Our pick of the best P2P loans
This post is part of a regular series where we highlight what we think are some of the best P2P loans available in the UK and Europe. These loans may have recently sold out. If they have, it is likely that very similar opportunities are available on each platform. Our goal is to highlight the types of opportunities that have been available on various platforms recently, and which types of loans offer the best (and worst) risk versus reward right now.
Why we like it
Interest rate: 13%
Term: 18 months
At the moment on Mintos you can earn rates above 15% if you are able to invest for a duration of 18 months. However, as always it pays to focus on the higher quality lenders, even if that means accepting a slightly lower yield. Our pick is this loan from Iute Credit, which has a group buyback guarantee and a yield of 13%. Iute Credit had a fantastic 2022, making almost €20m in profits. It is now our third highest rated Mintos lender. The main downside to this loan is that the location is Albania, which is a higher risk country. However, as this loan is protected by a group guarantee, this is less of a concern than if the entire lending group was based in Albania.
Interest rate: 14%
Term: 23 months
asset backed loan
This is a good example of the type of loans that are available on P2P site HeavyFinance. While the site has been expanding quickly and now offers a wide variety of loans, this is an excellent introduction to the type of opportunity available. A farmer is looking to benefit from the increase in grain prices, and will use this machinery to produce wheat and other grain crops. The loan is secured on the machinery, with an LTV of 70%. The farmer has other loans with HeavyFinance loans and has made each payment on time.
Interest rate: 10%
Term: 9 months
1ST CHARGE MORTGAGE
This loan is no longer available – it sold out within hours. But we are still listing it here as an example of the types of high quality loans that have been available at Max Crowdfund recently. The loan is to a developer who buys properties, converts them into student accommodation (which increases the value) and then either sells them or refinances them onto a longer term mortgage. This developer understands the market well and has undertaken several previous similar projects. We like these types of loans because there is a strong business plan, a good borrower track record and a proper exit strategy. A relatively small amount of development work is required, so there is a limited opportunity for cost overruns and delays. If you are interested in further opportunities like this we recommend opening an account and reacting fast when loans go live.
Interest rate: 13%
Term: 24 months
Another loan that we consider to be the best available right now is also found at Mintos. We would not normally include two Mintos loans in this series, but we did not find any better offers available on all the other sites that we reviewed. It comes from Delfin Group, which is currently our highest rated lender on Mintos (82/100). Loans with a shorter duration are also available but the interest rates fall quickly for loans below 24 months. Delfin has been consistently profitable over the last 5 years, and made a profit of €6m in 2022. It has a sensible balance sheet structure and is well managed. We don’t think that loans with interest rates as high as 13% will be available from Delfin for much longer.
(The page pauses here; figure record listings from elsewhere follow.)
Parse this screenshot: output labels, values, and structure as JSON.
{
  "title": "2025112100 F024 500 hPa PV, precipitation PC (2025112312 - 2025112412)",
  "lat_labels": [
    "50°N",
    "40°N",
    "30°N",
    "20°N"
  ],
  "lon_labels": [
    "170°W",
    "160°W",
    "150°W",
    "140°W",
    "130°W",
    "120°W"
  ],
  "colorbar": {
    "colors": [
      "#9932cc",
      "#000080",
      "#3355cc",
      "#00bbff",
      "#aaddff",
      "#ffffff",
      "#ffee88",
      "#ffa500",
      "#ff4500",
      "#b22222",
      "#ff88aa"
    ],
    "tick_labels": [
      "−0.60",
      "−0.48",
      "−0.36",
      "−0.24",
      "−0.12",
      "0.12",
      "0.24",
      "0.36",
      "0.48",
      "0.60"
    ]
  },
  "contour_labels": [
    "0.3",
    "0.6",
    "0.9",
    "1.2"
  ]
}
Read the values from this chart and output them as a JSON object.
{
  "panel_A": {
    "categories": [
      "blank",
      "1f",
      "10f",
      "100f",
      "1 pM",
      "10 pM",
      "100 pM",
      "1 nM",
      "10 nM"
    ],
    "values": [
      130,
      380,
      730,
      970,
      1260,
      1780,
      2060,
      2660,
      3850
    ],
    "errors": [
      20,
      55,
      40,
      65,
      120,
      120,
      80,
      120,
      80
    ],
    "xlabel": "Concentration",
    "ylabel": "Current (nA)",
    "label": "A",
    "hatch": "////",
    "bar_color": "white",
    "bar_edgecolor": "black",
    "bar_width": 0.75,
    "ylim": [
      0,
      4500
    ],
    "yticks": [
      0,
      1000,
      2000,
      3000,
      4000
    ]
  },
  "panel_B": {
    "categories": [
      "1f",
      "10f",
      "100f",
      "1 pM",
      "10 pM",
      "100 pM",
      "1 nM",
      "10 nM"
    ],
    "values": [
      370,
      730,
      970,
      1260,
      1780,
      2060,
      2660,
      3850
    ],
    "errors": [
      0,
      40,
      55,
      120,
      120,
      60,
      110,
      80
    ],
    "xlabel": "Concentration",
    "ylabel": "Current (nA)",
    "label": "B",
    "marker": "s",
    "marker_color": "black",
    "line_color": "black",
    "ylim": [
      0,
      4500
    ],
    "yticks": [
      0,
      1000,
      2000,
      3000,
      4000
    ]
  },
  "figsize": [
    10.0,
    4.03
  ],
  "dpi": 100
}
And here are two loans we DON'T like....
Interest rate: 7.4%
Term: 12 months
We don’t think there’s a high risk of loss on this loan. So why have we included it as a loan we don’t like? We don’t think that the interest rate is high enough. Kuflink has consistently been offering investments in the 6.5-7.5% range for many years now. However, since 2020, UK interest base rates have increased from 0.1% to 4.25%. This means that the extra return above base rates that investors are earning has shrunk significantly. Kuflink should be charging their borrowers higher rates than they were before, and passing this onto their investor clients.
Commercial Road HR1
Interest rate: 11%
Term: 18 months
1st lien mortgage
Nothing about this loan from Estateguru makes much sense to us. The loan is to fund some development land on the outskirts of Tallin, Estonia. It does not have planning permission for the intended development, but the valuer has someone concluded that the land is worth €2.7m. Estateguru is highlighting €3.2m as the collateral value, even though the difference between the two figures represents taxes that is not relevant from a recovery value perspective. The source of repayment for investors stated is very vague – it is listed as ‘sale, refinance or incoming revenues’. Estateguru make this statement for each loan – it would be helpful if they could spend some time outlining what the actual real plan is for the borrower to repay the loan. In our view there is nowhere near enough information provided to properly assess all the risks on this loan, and there is a high risk that something could go wrong between now and completion of any development.
If you are interested in any of the loans above, please make sure to read all the information provided by each investment site and make sure that they are suitable for you. While we aim to highlight potentially interesting opportunities, you must perform your own assessment of the risks and make your own independent decision on whether to invest, and whether these, or similar loans offered on each site are suitable for your investment objectives. All information is supplied in good faith based on information which we believe, but do not guarantee, to be accurate or complete; we are not responsible for errors or omissions contained therein. Explore P2P is not a financial advisor and no content can be or should be considered to constitute financial advice. All content provided is for informational purposes only.